A common trend of the national asset management industry in 2012 was continuing quantitative growth owing to new participants. Returns on investments, particularly into public investment funds, were not that attractive.
During 2012, the process of exiting business by AMC and opening new ones continued. It accelerated by year end, on the eve of an introduction of the regulatory changes as regards their activities in 2013. The situation with collective investment institutions was developing similarly. Finally, over the year, the total number of asset management companies, just as of collective investment institutions, grew. At that, traditionally most active sector of venture funds in 2012 accelerated growth pace even more. A decrease occurred in the sectors of open-ended and interval PIF, as well as closed-end non-diversified CIF.
Market growth in terms of assets was also stable. Aggregate net assets of all CII in 2012 accelerated growth, at that, mainly owing to venture funds.
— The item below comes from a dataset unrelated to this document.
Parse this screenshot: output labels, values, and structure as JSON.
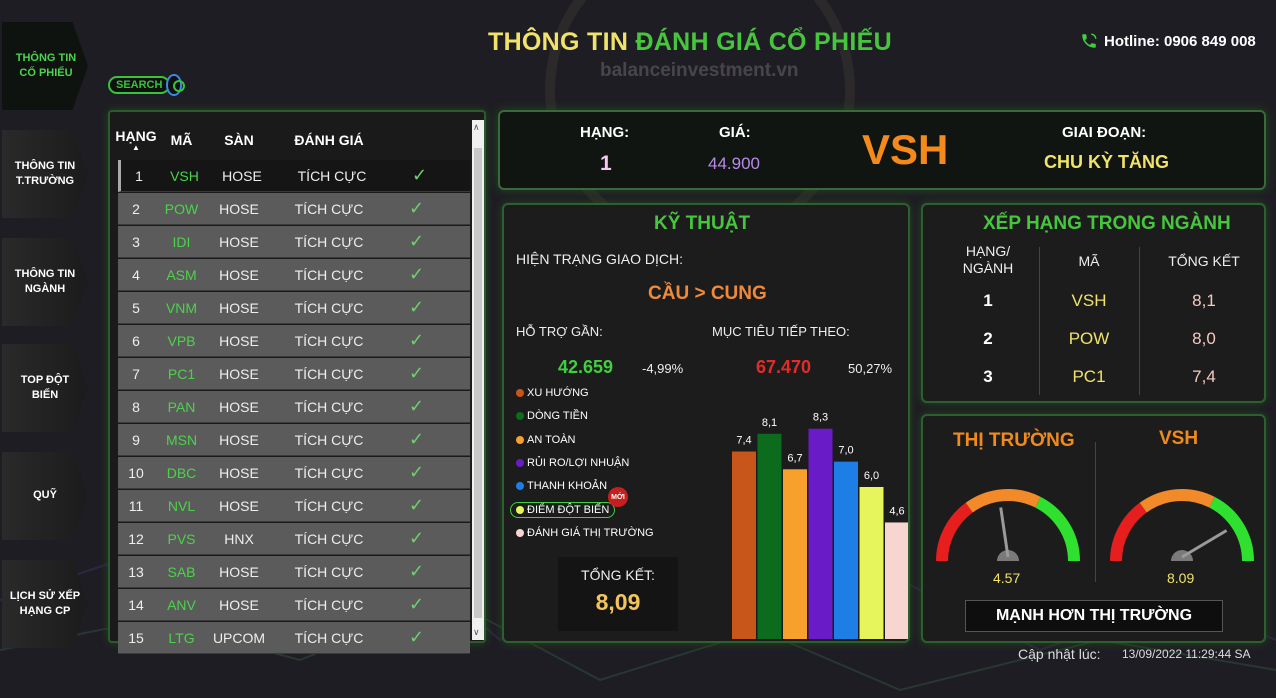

During the year, an aggregate net capital outflow from open-ended CII was observed each and every month and, finally, 2012 indicator exceeded last year indicator more than twice and accounted for the lion’s share of sector NAV decrease. The greatest losses from investors’ exit were experienced by balanced funds and money market funds.
Conservative CII were also among those whose rates of return dropped most in connection with depreciation of the securities inside their portfolios. However, among them equity funds naturally prevailed. CII performance as regards rates of return in 2012 was generally negative, though significantly increased compared to the preceding year.
In the market of non-state pension funds’ asset management both uptrends and downtrends were registered. The number of AMC that managed NPF assets, just as the value of non-state pension funds’ assets under management, increased. Simultaneously, the number of NPF under company management continued to decrease.
Open NPF remained the greatest segment with 66 funds therein. AMC also managed assets of 8 corporate and 9 professional NPF.
The market of insurance companies’ asset management that for the first time had started growing actively back in 2011, in 2012 continued the said trend.
In 2013, the asset management market does not expect any cardinal improvements. Most likely, this year will become a period of living off scraps and active work in the area of legislative drafting necessary for the enactment in 2014 of the new law “On CII” on which market participants lay their hopes.